Griffin had been hopping in place all season, watching the Double Dutch jump rope whipping in front of him -- one line representing the roller-coaster nature of his team with all of its new faces and unfortunate injuries, the other representing all the potential trade partners around the league whose position on making a move changes moment to moment.
And this week, he finally jumped in and hopped like hell and didn’t trip and fall on his face. Nearly halfway through the season, a season that was supposed to be a celebration and quickly devolved into a daily struggle, Griffin simply knew it was time to go for it and live with the consequences.

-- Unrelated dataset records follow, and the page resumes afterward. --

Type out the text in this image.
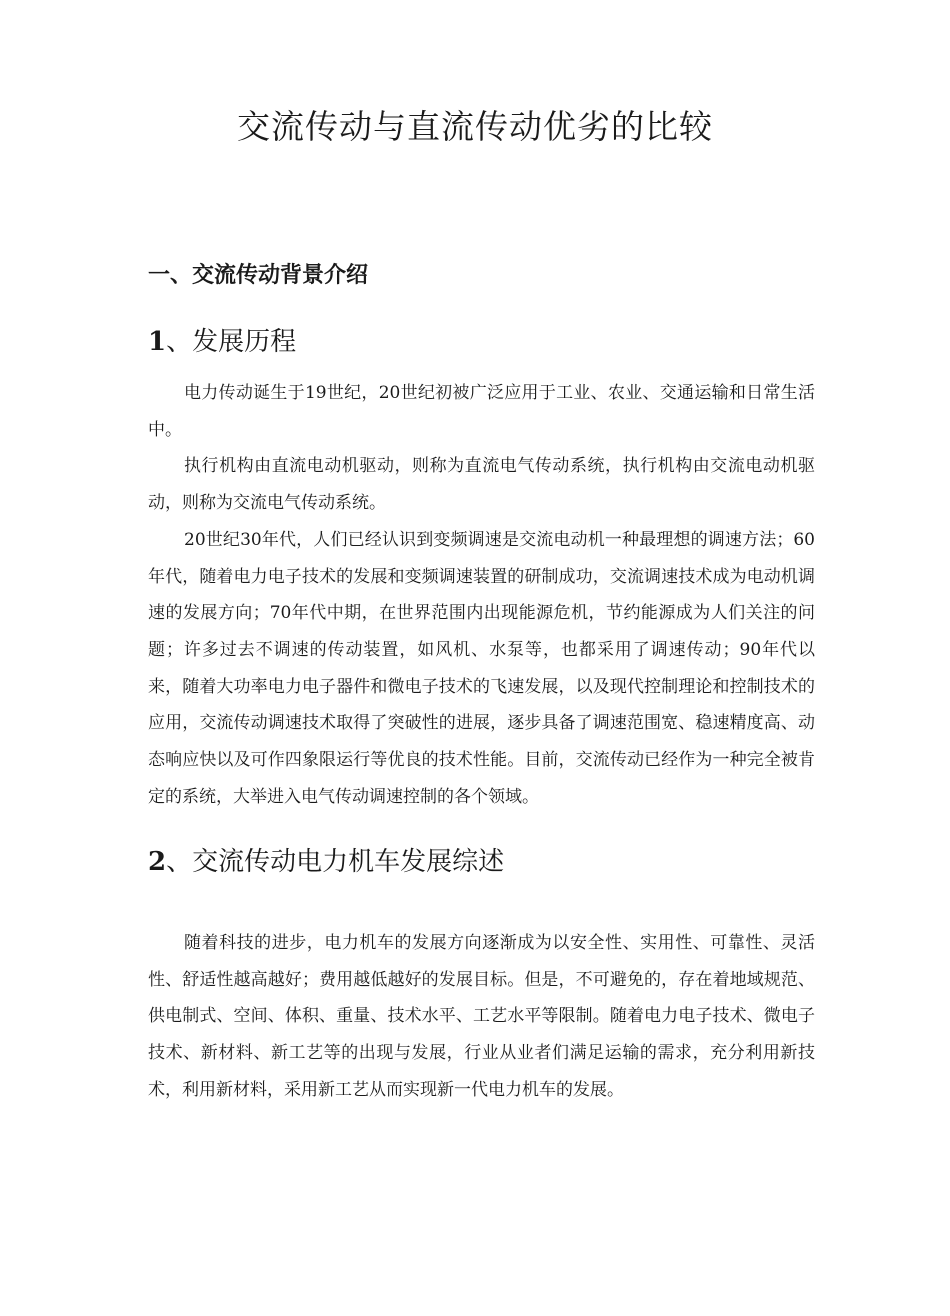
交流传动与直流传动优劣的比较
一、交流传动背景介绍
1、发展历程

电力传动诞生于19世纪，20世纪初被广泛应用于工业、农业、交通运输和日常生活中。

执行机构由直流电动机驱动，则称为直流电气传动系统，执行机构由交流电动机驱动，则称为交流电气传动系统。

20世纪30年代，人们已经认识到变频调速是交流电动机一种最理想的调速方法；60年代，随着电力电子技术的发展和变频调速装置的研制成功，交流调速技术成为电动机调速的发展方向；70年代中期，在世界范围内出现能源危机，节约能源成为人们关注的问题；许多过去不调速的传动装置，如风机、水泵等，也都采用了调速传动；90年代以来，随着大功率电力电子器件和微电子技术的飞速发展，以及现代控制理论和控制技术的应用，交流传动调速技术取得了突破性的进展，逐步具备了调速范围宽、稳速精度高、动态响应快以及可作四象限运行等优良的技术性能。目前，交流传动已经作为一种完全被肯定的系统，大举进入电气传动调速控制的各个领域。

2、交流传动电力机车发展综述

随着科技的进步，电力机车的发展方向逐渐成为以安全性、实用性、可靠性、灵活性、舒适性越高越好；费用越低越好的发展目标。但是，不可避免的，存在着地域规范、供电制式、空间、体积、重量、技术水平、工艺水平等限制。随着电力电子技术、微电子技术、新材料、新工艺等的出现与发展，行业从业者们满足运输的需求，充分利用新技术，利用新材料，采用新工艺从而实现新一代电力机车的发展。
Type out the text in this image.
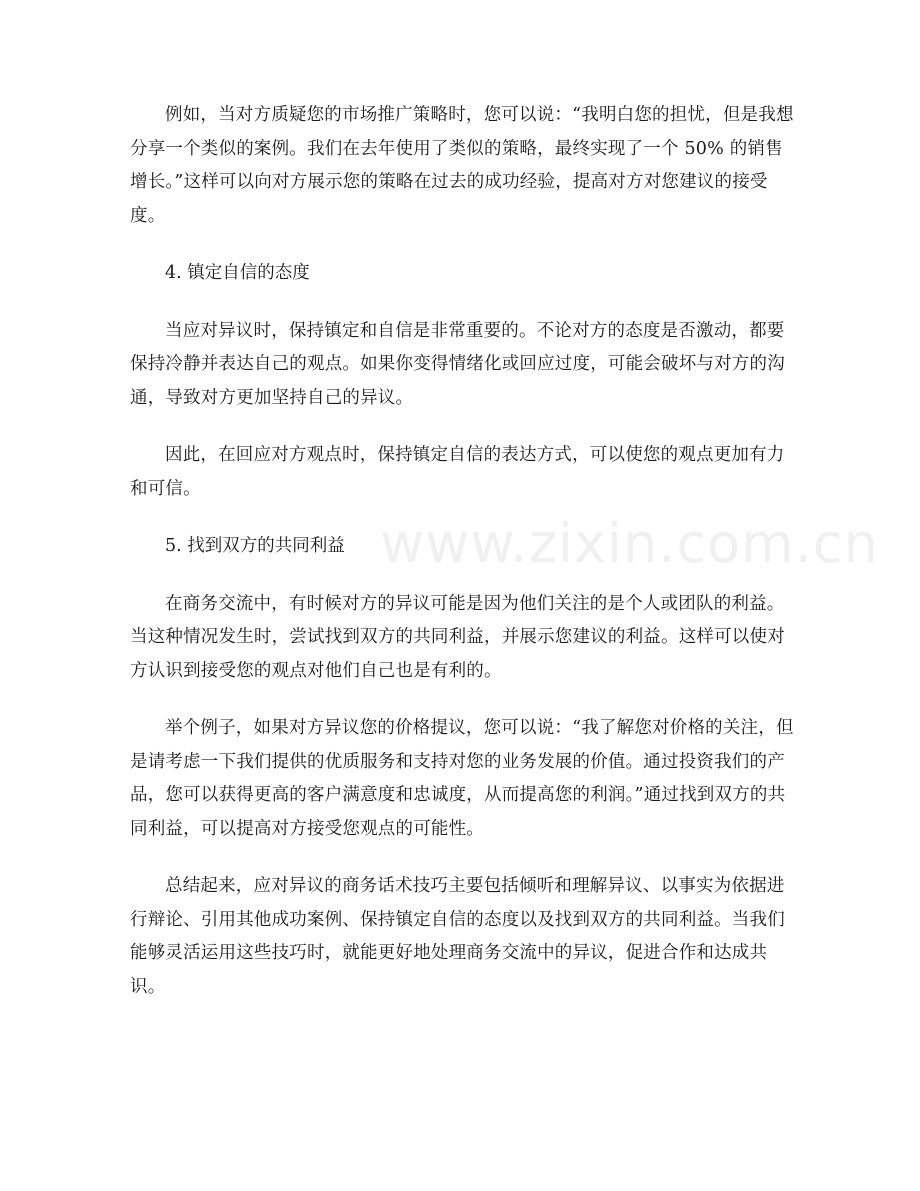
www.zixin.com.cn

例如，当对方质疑您的市场推广策略时，您可以说：“我明白您的担忧，但是我想分享一个类似的案例。我们在去年使用了类似的策略，最终实现了一个 50% 的销售增长。”这样可以向对方展示您的策略在过去的成功经验，提高对方对您建议的接受度。

4. 镇定自信的态度

当应对异议时，保持镇定和自信是非常重要的。不论对方的态度是否激动，都要保持冷静并表达自己的观点。如果你变得情绪化或回应过度，可能会破坏与对方的沟通，导致对方更加坚持自己的异议。

因此，在回应对方观点时，保持镇定自信的表达方式，可以使您的观点更加有力和可信。

5. 找到双方的共同利益

在商务交流中，有时候对方的异议可能是因为他们关注的是个人或团队的利益。当这种情况发生时，尝试找到双方的共同利益，并展示您建议的利益。这样可以使对方认识到接受您的观点对他们自己也是有利的。

举个例子，如果对方异议您的价格提议，您可以说：“我了解您对价格的关注，但是请考虑一下我们提供的优质服务和支持对您的业务发展的价值。通过投资我们的产品，您可以获得更高的客户满意度和忠诚度，从而提高您的利润。”通过找到双方的共同利益，可以提高对方接受您观点的可能性。

总结起来，应对异议的商务话术技巧主要包括倾听和理解异议、以事实为依据进行辩论、引用其他成功案例、保持镇定自信的态度以及找到双方的共同利益。当我们能够灵活运用这些技巧时，就能更好地处理商务交流中的异议，促进合作和达成共识。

“So, I think somebody once got in front of everybody here with a really bad line of ‘asset accumulation’ and ‘target acquisition.’ That was some idiot I know,” Griffin said, poking fun at his own news conference in April, in which he laid out his future plans for the team. “I think, ultimately, it was if you can stack up enough assets during the time that you’re not really in the mode of ‘win a championship now,’ when you get to the point where you add a LeBron James and have the opportunity to get a Kevin Love to pair with Kyrie [Irving], you feel like you’ve got the core that can do something.”
He stocked his cupboards with picks and flexible assets, such as that $5.3 million trade exception he procured for a bit of creative accounting with that Keith Bogans deal in training camp, and deployed them when it was obvious his Cavs weren’t equipped to make the next step without size (Mozgov filling in for the injured Anderson Varejao), defense (Mozgov in the middle, Shumpert out on the wing) and depth (a former sixth man of the year in Smith).

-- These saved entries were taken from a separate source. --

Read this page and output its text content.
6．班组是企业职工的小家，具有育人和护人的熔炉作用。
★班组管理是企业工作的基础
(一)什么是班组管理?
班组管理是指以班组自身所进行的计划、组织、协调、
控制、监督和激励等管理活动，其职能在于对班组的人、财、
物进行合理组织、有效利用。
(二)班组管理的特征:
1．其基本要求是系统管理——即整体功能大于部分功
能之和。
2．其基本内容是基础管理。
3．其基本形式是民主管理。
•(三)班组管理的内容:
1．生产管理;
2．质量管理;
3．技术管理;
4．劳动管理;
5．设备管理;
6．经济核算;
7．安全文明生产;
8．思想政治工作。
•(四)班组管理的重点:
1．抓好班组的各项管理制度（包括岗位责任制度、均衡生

“What I’m most proud of, and our front office staff is most excited about, is that we’ve put together a team that we believe can compete at the highest level,” Griffin said. “And we feel like we’ve done it without completely mortgaging the future. People look at the number of picks we’ve given away and everybody thinks, ‘Oh, my goodness, they’ve given away the farm!’ Well, we had an unbelievable farm, so we were putting it to work and we’re really pleased with where we are now. We’re going to make a first-round pick this year and we feel good about the situation we’re in.”
After such an underwhelming campaign up to this point, Griffin was well within his right to feel some optimism. The Cavs were operating under a cloud of speculation from the jump, knowing that a trade or two were bound to happen to augment their imperfect roster. That roster is rounded out now and should be fully healthy before too long, with James about a week away from returning and Shumpert expected back by the end of January.

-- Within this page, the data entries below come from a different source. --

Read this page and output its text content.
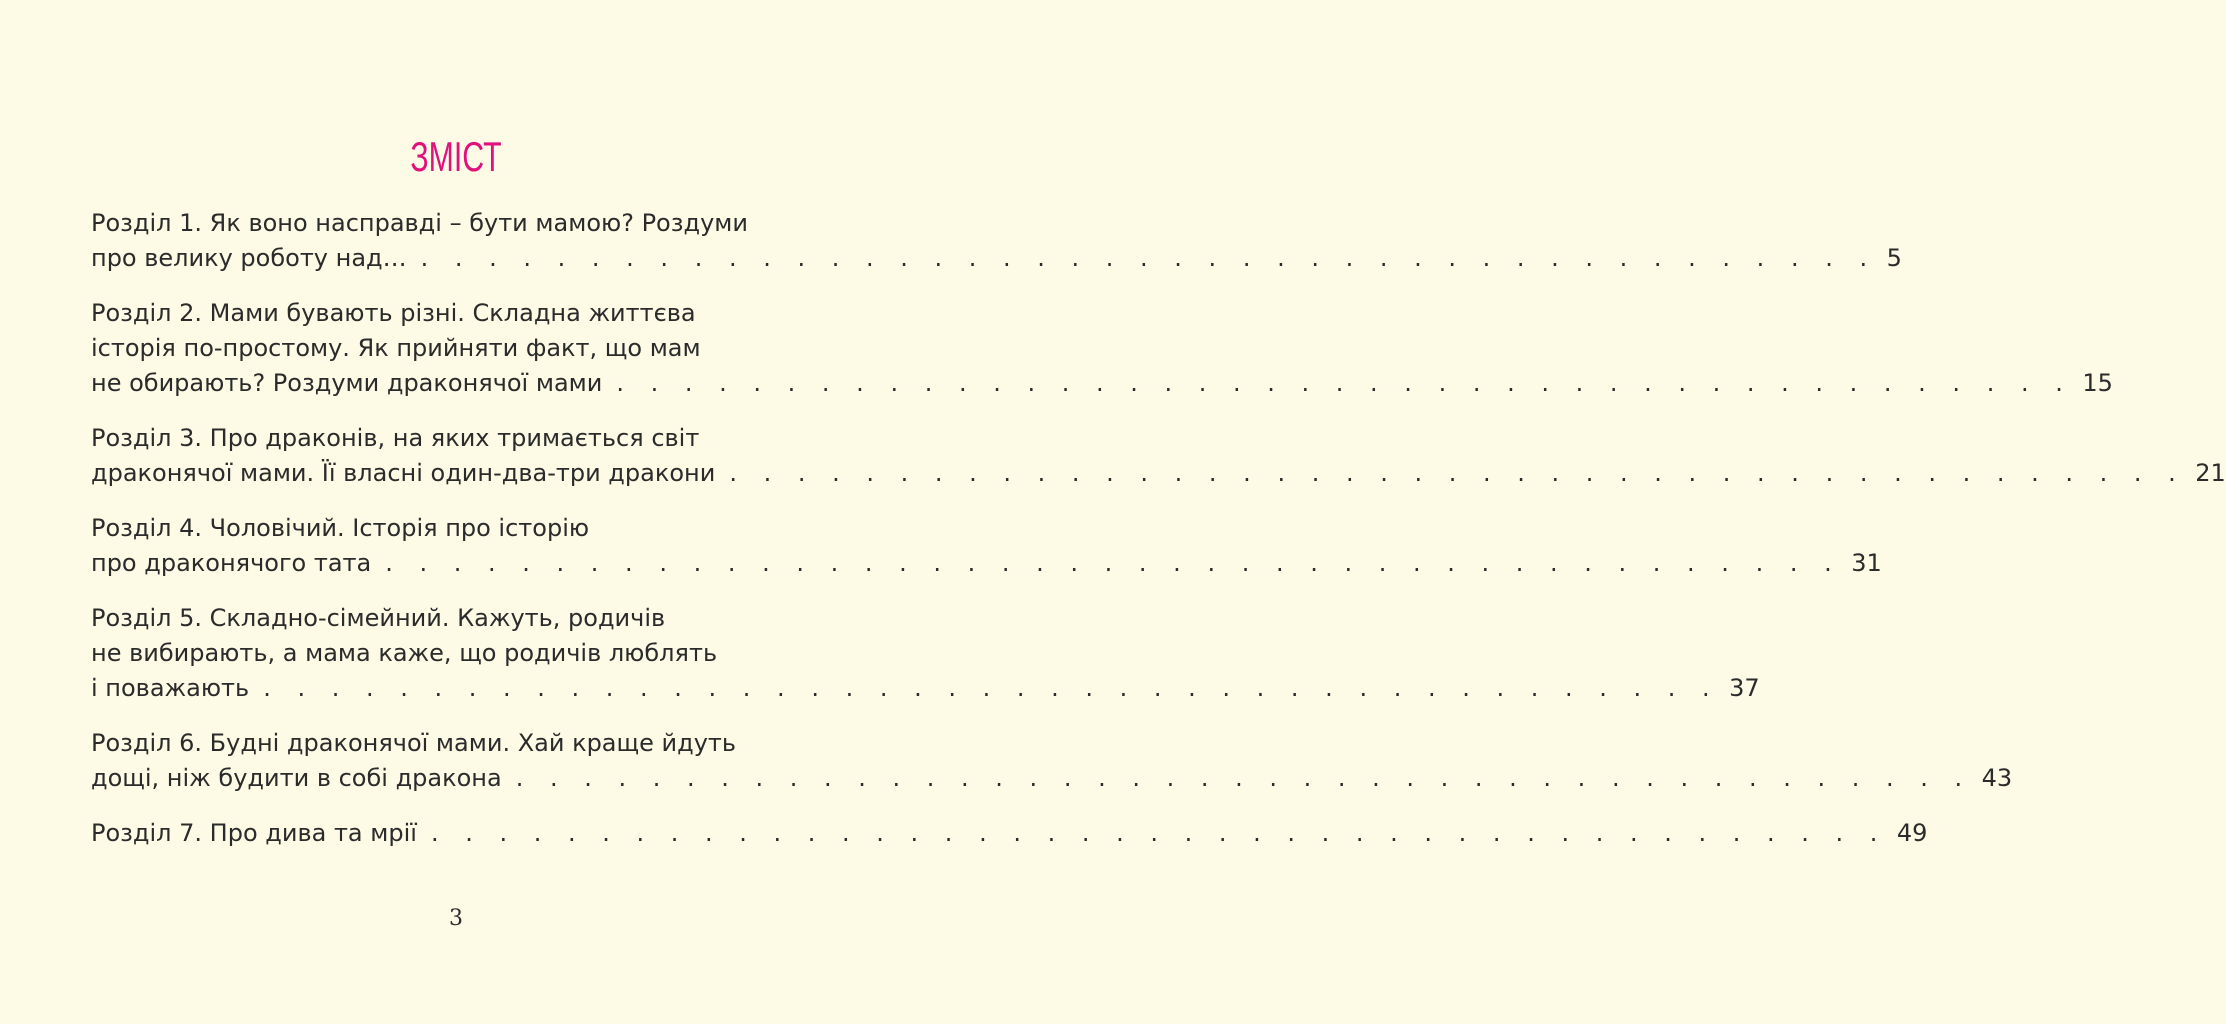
ЗМІСТ
Розділ 1. Як воно насправді – бути мамою? Роздуми
про велику роботу над… . . . . . . . . . . . . . . . . . . . . . . . . . . . . . . . . . . . . . . . . . . . 5
Розділ 2. Мами бувають різні. Складна життєва
історія по-простому. Як прийняти факт, що мам
не обирають? Роздуми драконячої мами . . . . . . . . . . . . . . . . . . . . . . . . . . . . . . . . . . . . . . . . . . . 15
Розділ 3. Про драконів, на яких тримається світ
драконячої мами. Її власні один-два-три дракони . . . . . . . . . . . . . . . . . . . . . . . . . . . . . . . . . . . . . . . . . . . 21
Розділ 4. Чоловічий. Історія про історію
про драконячого тата . . . . . . . . . . . . . . . . . . . . . . . . . . . . . . . . . . . . . . . . . . . 31
Розділ 5. Складно-сімейний. Кажуть, родичів
не вибирають, а мама каже, що родичів люблять
і поважають . . . . . . . . . . . . . . . . . . . . . . . . . . . . . . . . . . . . . . . . . . . 37
Розділ 6. Будні драконячої мами. Хай краще йдуть
дощі, ніж будити в собі дракона . . . . . . . . . . . . . . . . . . . . . . . . . . . . . . . . . . . . . . . . . . . 43
Розділ 7. Про дива та мрії . . . . . . . . . . . . . . . . . . . . . . . . . . . . . . . . . . . . . . . . . . . 49
3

“From a team aspect, to know the pieces that are coming in are most likely going to be here for the long term,” James began, “for all of us just to be able to concentrate on that and knowing the guys that are here, this is what we got, it matters a lot.”
What also matters is the Cavs, even with their ugly 19-17 record so far, still have 46 games to make up ground in the easy-treading East.
With the dust still settling following the hot-off-the-press trades and his team about to head out west for a five-game road trip beginning Friday in Golden State, Blatt was asked if his team was granted a reset button. A chance to regroup. An opportunity to collect themselves.
“There is, certainly,” Blatt said. “And we will.”
And Griffin will find out if his winter and spring can come anywhere close to the summer he had.